On March 21, Searle suffered a fatal overdose, after being found unconscious in a bed at their home. Near her body was a spoon and a syringe, and later, investigators found heroin in the woman’s purse, according to court documents.
The documents also revealed that authorities discovered Searle’s connection with Rogers through Searle’s friends and old text messages.
Further, documents say Rogers admitted to selling a gram of heroin to Searle almost a day before her death. He apparently said he was feeling responsible for the woman’s death.
Rogers had been arrested on March 23 on a different complaint of first-degree burglary and has since been in custody.
Officials say that this is the first time a drug dealer in Tulsa County has been charged with first degree murder for distributing heroin.
According to Tulsa County District Attorney, the links between Searle and Rogers discovered through the investigation enabled officials to charge Roger with murder. Investigators say they could tie him to the drugs used by Searle.

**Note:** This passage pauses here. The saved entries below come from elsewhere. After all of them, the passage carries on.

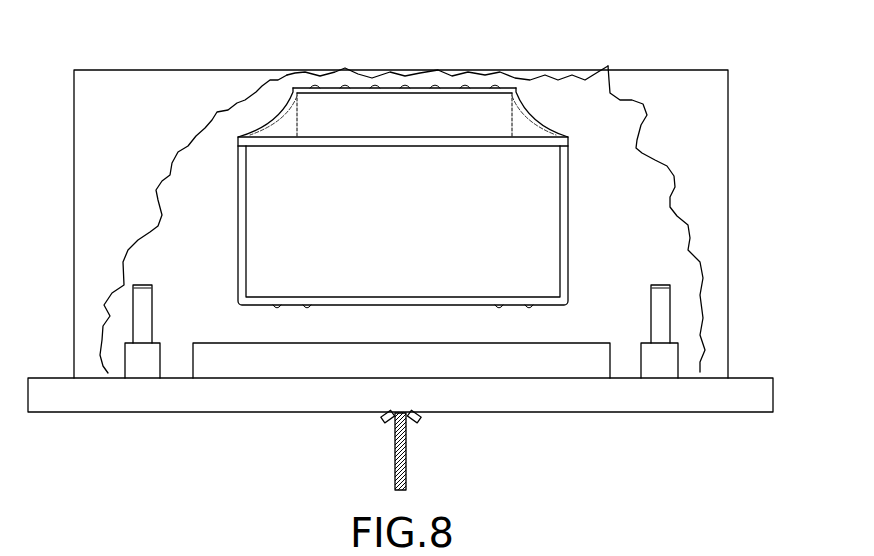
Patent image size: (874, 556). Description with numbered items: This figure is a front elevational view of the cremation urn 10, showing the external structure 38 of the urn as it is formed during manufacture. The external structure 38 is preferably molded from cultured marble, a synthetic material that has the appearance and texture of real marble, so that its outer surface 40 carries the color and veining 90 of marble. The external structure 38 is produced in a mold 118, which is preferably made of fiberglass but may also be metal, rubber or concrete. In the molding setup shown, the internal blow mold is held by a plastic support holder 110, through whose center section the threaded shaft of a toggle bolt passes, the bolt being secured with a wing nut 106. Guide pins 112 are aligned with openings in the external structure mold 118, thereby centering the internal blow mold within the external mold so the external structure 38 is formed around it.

The cremation urn 10 is at (376, 196).
The external structure 38 is at (474, 168).
The outer surface 40 is at (474, 168).
The marble color and veining 90 is at (390, 172).
The wing nut 106 is at (410, 418).
The plastic support holder 110 is at (223, 357).
The guide pins 112 is at (660, 313).
The mold 118 is at (683, 118).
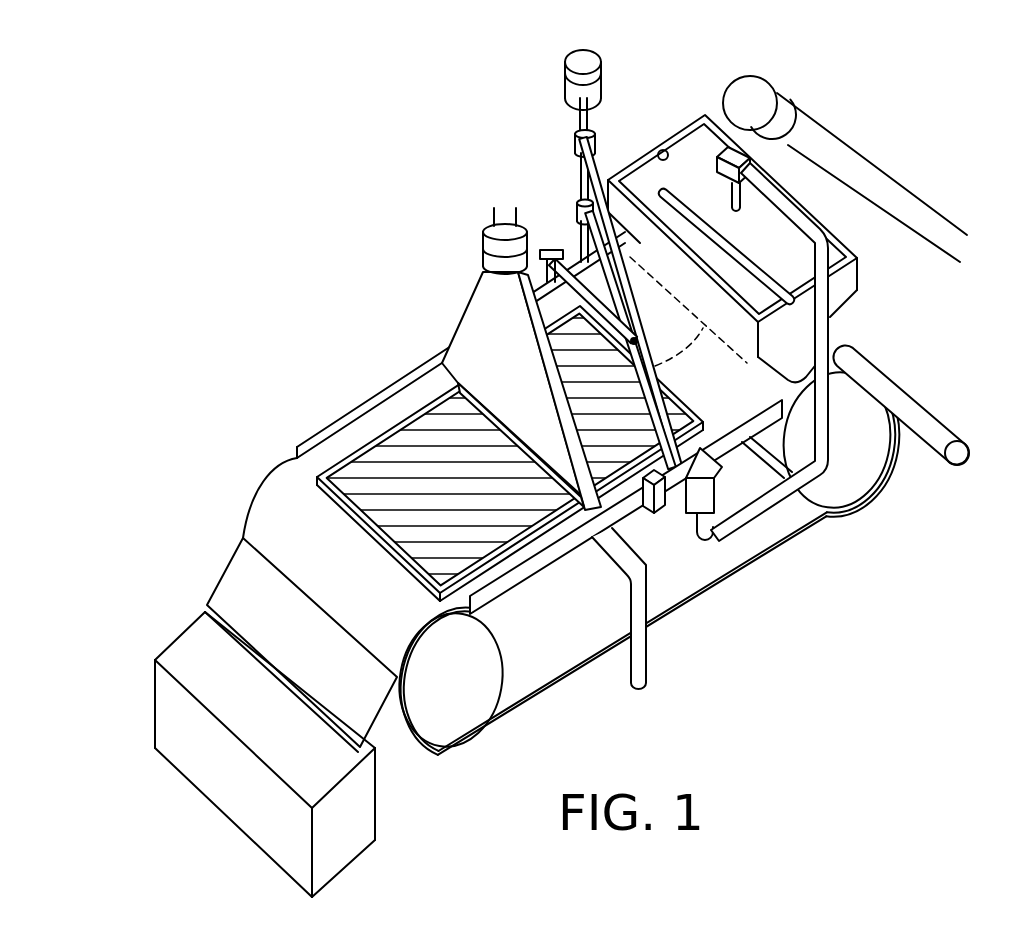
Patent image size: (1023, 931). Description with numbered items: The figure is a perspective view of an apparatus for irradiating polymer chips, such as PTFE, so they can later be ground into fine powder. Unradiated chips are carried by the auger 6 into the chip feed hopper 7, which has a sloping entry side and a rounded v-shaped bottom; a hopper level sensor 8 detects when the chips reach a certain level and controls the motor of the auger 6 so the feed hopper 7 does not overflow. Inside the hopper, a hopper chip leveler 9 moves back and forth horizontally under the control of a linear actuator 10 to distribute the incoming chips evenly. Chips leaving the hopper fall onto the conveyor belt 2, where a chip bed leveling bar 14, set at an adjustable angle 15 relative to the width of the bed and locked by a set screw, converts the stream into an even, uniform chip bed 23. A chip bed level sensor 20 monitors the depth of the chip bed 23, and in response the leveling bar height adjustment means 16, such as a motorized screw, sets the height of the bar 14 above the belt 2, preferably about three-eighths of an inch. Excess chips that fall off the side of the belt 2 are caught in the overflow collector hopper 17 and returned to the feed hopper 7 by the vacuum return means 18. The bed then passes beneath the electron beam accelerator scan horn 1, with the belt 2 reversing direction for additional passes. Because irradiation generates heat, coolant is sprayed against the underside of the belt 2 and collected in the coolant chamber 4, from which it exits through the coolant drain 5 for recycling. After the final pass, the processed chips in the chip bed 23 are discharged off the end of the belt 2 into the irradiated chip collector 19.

The electron beam accelerator scan horn 1 is at (513, 374).
The conveyor belt 2 is at (330, 579).
The coolant chamber 4 is at (513, 578).
The coolant drain 5 is at (648, 663).
The auger 6 is at (874, 190).
The chip feed hopper 7 is at (786, 266).
The hopper level sensor 8 is at (664, 150).
The hopper chip leveler 9 is at (812, 217).
The linear actuator 10 is at (915, 413).
The chip bed leveling bar 14 is at (578, 262).
The adjustable angle 15 is at (688, 323).
The leveling bar height adjustment means 16 is at (573, 62).
The overflow collector hopper 17 is at (708, 540).
The vacuum return means 18 is at (733, 150).
The irradiated chip collector 19 is at (224, 766).
The chip bed level sensor 20 is at (656, 495).
The chip bed 23 is at (432, 490).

Tulsa State Attorney General, prosecutors, and Police say this case marks the beginning a shift towards investigating overdose-induced deaths in a way that could culminate in murder charges for drug dealers.
Officials believe these charges will also send a strong message to drug dealers operating across the state.
Erik Grayless-the First Assistant District Attorney-said that charge was warranted to remove the drug dealer from the streets, saying, there was a need to show his accomplices that their actions could land them life imprisonment.
Between 2002 and 2016, the number of heroin users in the US jumped from just over 400,000 to 948,000, representing a 135% increase- recent government estimates reveal. Even worse, heroin-related fatal overdoses skyrocketed from 2,089 to 13,219 in the same period—a 533% hike.
These figures are a striking marker of opioid epidemic’s lethality.
Tulsa Police Chief Chuck Jordan said drug dealing in any amount “is never acceptable,” pledging to “put more boots on the ground” to bring the drug dealers to book. Jordan thanked the office of Tulsa County District Attorney and the Attorney General Hunter for their cooperation and commitment to pursue drug dealers “to the furthest extent of the law.”
Rogers will remain in custody awaiting trial.